The video element is supported by all modern browsers. I have used very little of the attributes available and no custom styling at all for this experiment so far:
Example of the rendered markup this video
<video id="video" controls preload="metadata" poster="/assets/videos/posters/20240530--deck.jpg" style="aspect-ratio: 304 / 540">
<source src="/assets/videos/20240530--deck.webm" type="video/webm" />
<track
label="English"
kind="subtitles"
srclang="en"
src="/assets/videos/captions/20240530--deck.vtt"
default />
Download the
<a href="/assets/videos/20240530--deck.webm">WEBM</a>
video.
</video>
Reviewing the main attributes:
I have added structured data markup VideoObject
to help search engines (mainly Google) understand the content of the video, which in turn should help indexing and discovery for the video. Just trying to get back a little bit of the discoverability lost by not using YouTube!

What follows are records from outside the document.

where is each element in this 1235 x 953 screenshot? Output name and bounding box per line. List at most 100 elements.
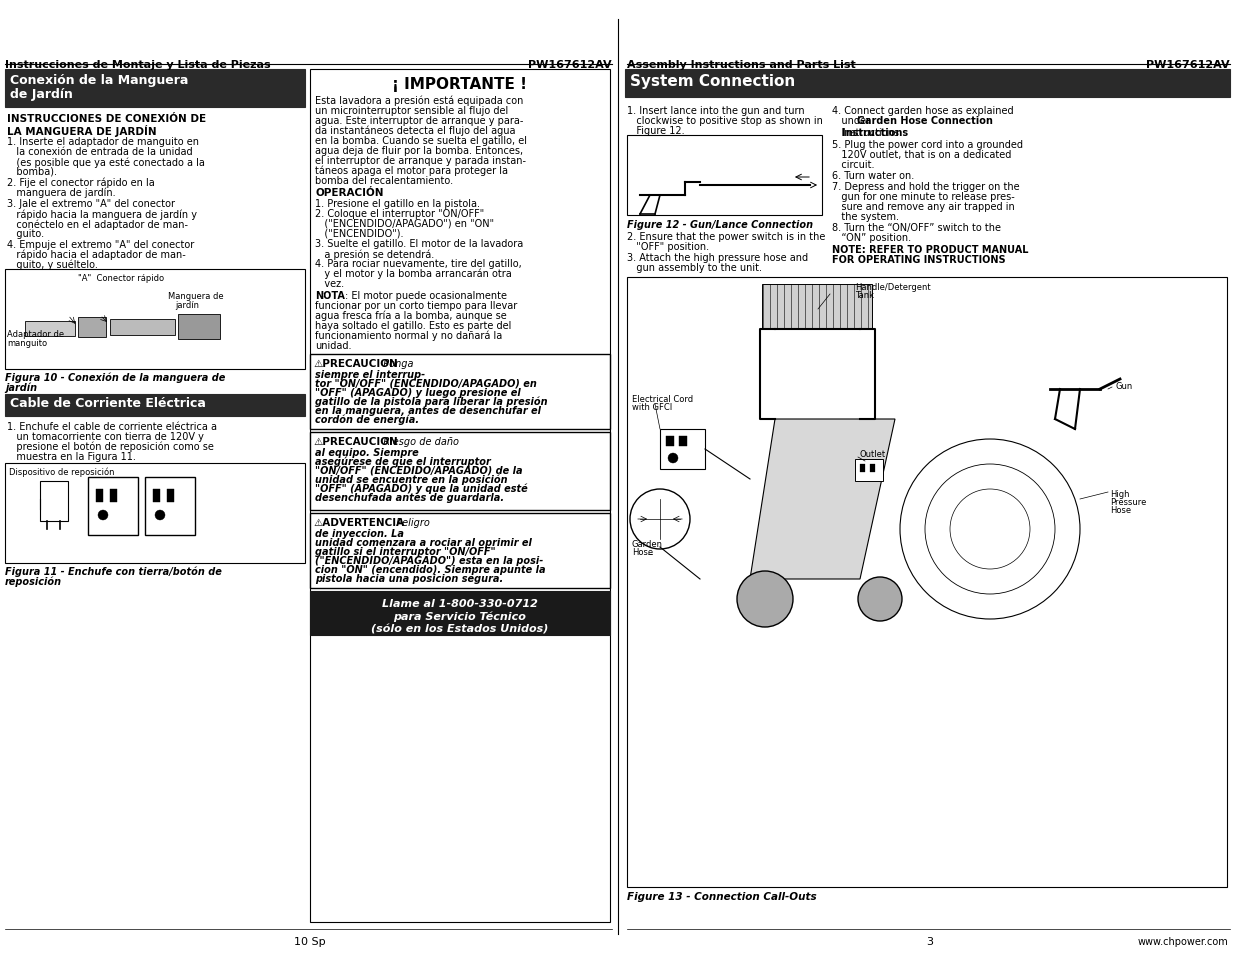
Bar bbox=[5, 463, 305, 563]
Text: 1. Inserte el adaptador de manguito en: 1. Inserte el adaptador de manguito en bbox=[7, 137, 199, 147]
Text: manguera de jardín.: manguera de jardín. bbox=[7, 188, 116, 198]
Bar bbox=[5, 395, 305, 416]
Text: gatillo de la pistola para liberar la presión: gatillo de la pistola para liberar la pr… bbox=[315, 396, 547, 407]
Text: 7. Depress and hold the trigger on the: 7. Depress and hold the trigger on the bbox=[832, 182, 1020, 192]
Text: 3. Attach the high pressure hose and: 3. Attach the high pressure hose and bbox=[627, 253, 808, 263]
Text: "OFF" position.: "OFF" position. bbox=[627, 242, 709, 252]
Circle shape bbox=[858, 578, 902, 621]
Text: ⚠PRECAUCION: ⚠PRECAUCION bbox=[312, 436, 398, 447]
Text: táneos apaga el motor para proteger la: táneos apaga el motor para proteger la bbox=[315, 166, 508, 176]
Bar bbox=[855, 459, 883, 481]
Text: Llame al 1-800-330-0712: Llame al 1-800-330-0712 bbox=[382, 598, 538, 608]
Text: 3. Suelte el gatillo. El motor de la lavadora: 3. Suelte el gatillo. El motor de la lav… bbox=[315, 239, 524, 249]
Text: haya soltado el gatillo. Esto es parte del: haya soltado el gatillo. Esto es parte d… bbox=[315, 320, 511, 331]
Polygon shape bbox=[750, 419, 895, 579]
Text: Assembly Instructions and Parts List: Assembly Instructions and Parts List bbox=[627, 60, 856, 70]
Text: NOTA: NOTA bbox=[315, 291, 345, 301]
Text: cordón de energía.: cordón de energía. bbox=[315, 415, 419, 425]
Text: reposición: reposición bbox=[5, 577, 62, 587]
Text: gatillo si el interruptor "ON/OFF": gatillo si el interruptor "ON/OFF" bbox=[315, 546, 495, 557]
Text: rápido hacia el adaptador de man-: rápido hacia el adaptador de man- bbox=[7, 250, 185, 260]
Text: clockwise to positive stop as shown in: clockwise to positive stop as shown in bbox=[627, 116, 823, 126]
Bar bbox=[110, 490, 117, 502]
Bar bbox=[310, 514, 610, 588]
Text: Hose: Hose bbox=[1110, 505, 1131, 515]
Bar bbox=[627, 136, 823, 215]
Text: (es posible que ya esté conectado a la: (es posible que ya esté conectado a la bbox=[7, 157, 205, 168]
Text: presione el botón de reposición como se: presione el botón de reposición como se bbox=[7, 441, 214, 452]
Text: guito.: guito. bbox=[7, 229, 44, 239]
Bar bbox=[78, 317, 106, 337]
Text: unidad se encuentre en la posición: unidad se encuentre en la posición bbox=[315, 475, 508, 485]
Text: Instructions: Instructions bbox=[832, 128, 908, 138]
Bar bbox=[627, 277, 1228, 887]
Text: ("ENCENDIDO/APAGADO") en "ON": ("ENCENDIDO/APAGADO") en "ON" bbox=[315, 219, 494, 229]
Text: 1. Presione el gatillo en la pistola.: 1. Presione el gatillo en la pistola. bbox=[315, 199, 480, 209]
Text: en la manguera, antes de desenchufar el: en la manguera, antes de desenchufar el bbox=[315, 406, 541, 416]
Text: 1. Insert lance into the gun and turn: 1. Insert lance into the gun and turn bbox=[627, 106, 805, 116]
Text: Dispositivo de reposición: Dispositivo de reposición bbox=[9, 468, 115, 477]
Text: ("ENCENDIDO/APAGADO") esta en la posi-: ("ENCENDIDO/APAGADO") esta en la posi- bbox=[315, 556, 543, 565]
Bar bbox=[860, 464, 864, 473]
Text: bomba).: bomba). bbox=[7, 167, 57, 177]
Text: unidad comenzara a rociar al oprimir el: unidad comenzara a rociar al oprimir el bbox=[315, 537, 532, 547]
Text: Esta lavadora a presión está equipada con: Esta lavadora a presión está equipada co… bbox=[315, 96, 524, 107]
Bar bbox=[144, 477, 195, 536]
Text: funcionamiento normal y no dañará la: funcionamiento normal y no dañará la bbox=[315, 331, 503, 341]
Text: PW167612AV: PW167612AV bbox=[529, 60, 613, 70]
Text: 10 Sp: 10 Sp bbox=[294, 936, 326, 946]
Text: rápido hacia la manguera de jardín y: rápido hacia la manguera de jardín y bbox=[7, 209, 198, 219]
Bar bbox=[96, 490, 103, 502]
Text: System Connection: System Connection bbox=[630, 74, 795, 89]
Text: manguito: manguito bbox=[7, 338, 47, 348]
Text: Figura 10 - Conexión de la manguera de: Figura 10 - Conexión de la manguera de bbox=[5, 373, 225, 383]
Text: vez.: vez. bbox=[315, 278, 345, 289]
Text: 2. Coloque el interruptor "ON/OFF": 2. Coloque el interruptor "ON/OFF" bbox=[315, 209, 484, 219]
Text: Instructions.: Instructions. bbox=[832, 128, 902, 138]
Bar bbox=[310, 592, 610, 636]
Bar bbox=[178, 314, 220, 339]
Text: pistola hacia una posicion segura.: pistola hacia una posicion segura. bbox=[315, 574, 503, 583]
Text: 4. Para rociar nuevamente, tire del gatillo,: 4. Para rociar nuevamente, tire del gati… bbox=[315, 258, 521, 269]
Bar bbox=[25, 322, 75, 336]
Text: gun assembly to the unit.: gun assembly to the unit. bbox=[627, 263, 762, 273]
Text: Adaptador de: Adaptador de bbox=[7, 330, 64, 338]
Text: with GFCI: with GFCI bbox=[632, 402, 672, 412]
Text: tor "ON/OFF" (ENCENDIDO/APAGADO) en: tor "ON/OFF" (ENCENDIDO/APAGADO) en bbox=[315, 378, 537, 389]
Bar bbox=[762, 285, 872, 330]
Text: para Servicio Técnico: para Servicio Técnico bbox=[394, 612, 526, 622]
Bar bbox=[167, 490, 174, 502]
Bar bbox=[869, 464, 876, 473]
Text: Figura 11 - Enchufe con tierra/botón de: Figura 11 - Enchufe con tierra/botón de bbox=[5, 566, 222, 577]
Text: agua. Este interruptor de arranque y para-: agua. Este interruptor de arranque y par… bbox=[315, 116, 524, 126]
Text: en la bomba. Cuando se suelta el gatillo, el: en la bomba. Cuando se suelta el gatillo… bbox=[315, 136, 527, 146]
Text: 120V outlet, that is on a dedicated: 120V outlet, that is on a dedicated bbox=[832, 150, 1011, 160]
Circle shape bbox=[668, 454, 678, 463]
Text: ⚠ADVERTENCIA: ⚠ADVERTENCIA bbox=[312, 517, 404, 527]
Circle shape bbox=[737, 572, 793, 627]
Text: asegúrese de que el interruptor: asegúrese de que el interruptor bbox=[315, 456, 490, 467]
Text: 4. Empuje el extremo "A" del conector: 4. Empuje el extremo "A" del conector bbox=[7, 240, 194, 250]
Bar bbox=[310, 355, 610, 430]
Text: 4. Connect garden hose as explained: 4. Connect garden hose as explained bbox=[832, 106, 1014, 116]
Text: ⚠PRECAUCION: ⚠PRECAUCION bbox=[312, 358, 398, 369]
Text: 3: 3 bbox=[926, 936, 934, 946]
Text: al equipo. Siempre: al equipo. Siempre bbox=[315, 448, 419, 457]
Text: sure and remove any air trapped in: sure and remove any air trapped in bbox=[832, 202, 1015, 212]
Text: 2. Fije el conector rápido en la: 2. Fije el conector rápido en la bbox=[7, 178, 154, 189]
Text: Pressure: Pressure bbox=[1110, 497, 1146, 506]
Bar bbox=[5, 270, 305, 370]
Bar bbox=[110, 319, 175, 335]
Text: 2. Ensure that the power switch is in the: 2. Ensure that the power switch is in th… bbox=[627, 232, 825, 242]
Text: un microinterruptor sensible al flujo del: un microinterruptor sensible al flujo de… bbox=[315, 106, 509, 116]
Circle shape bbox=[156, 511, 165, 520]
Text: 3. Jale el extremo "A" del conector: 3. Jale el extremo "A" del conector bbox=[7, 199, 175, 209]
Text: (sólo en los Estados Unidos): (sólo en los Estados Unidos) bbox=[372, 624, 548, 635]
Text: la conexión de entrada de la unidad: la conexión de entrada de la unidad bbox=[7, 147, 193, 157]
Text: PW167612AV: PW167612AV bbox=[1146, 60, 1230, 70]
Text: cion "ON" (encendido). Siempre apunte la: cion "ON" (encendido). Siempre apunte la bbox=[315, 564, 546, 575]
Text: FOR OPERATING INSTRUCTIONS: FOR OPERATING INSTRUCTIONS bbox=[832, 254, 1005, 265]
Text: desenchufada antes de guardarla.: desenchufada antes de guardarla. bbox=[315, 493, 504, 502]
Text: circuit.: circuit. bbox=[832, 160, 874, 170]
Text: the system.: the system. bbox=[832, 212, 899, 222]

<script type="application/ld+json">{
"@context": "https://schema.org",
"@type": "VideoObject",
"name": "Deck Building Journal - Protecting the Deck",
"description": "Adding 2 layers of water-based varnish to protect the deck.",
"thumbnailUrl": [
"https://www.info2007.net/assets/videos/posters/20240530--deck.jpg"
],
"uploadDate": "2024-05-30T00:00:00+00:00",
"duration": "PT1M14S",
"contentUrl": "https://www.info2007.net/assets/videos/20240530--deck.webm"
}</script>
I have followed that approach to publish 11 videos related to a home project (without editing), see Videos. I am happy with the result. The video quality is good enough for the content. The auto-generated caption is not perfect but I’ll blame my accent and sometimes a poor audio capture with my phone outside! My server is located in France, there is no CDN and when I tested it I did it from my current location in Australia: the video was loading fast enough to not being a noticeable problem.
The research work to put in place the pipeline described above took a couple of hours days, but now adding a video to the website is quite straightforward.
It is just the initial experiment. Hover the coming months, I will probably add more videos: This will create more scenario. I will collect usage feedback from users and from myself! (different browsers, network etc) All of it will refine this experiment and help to reach a broader conclusion as to what can and what cannot be done with self-hosted videos.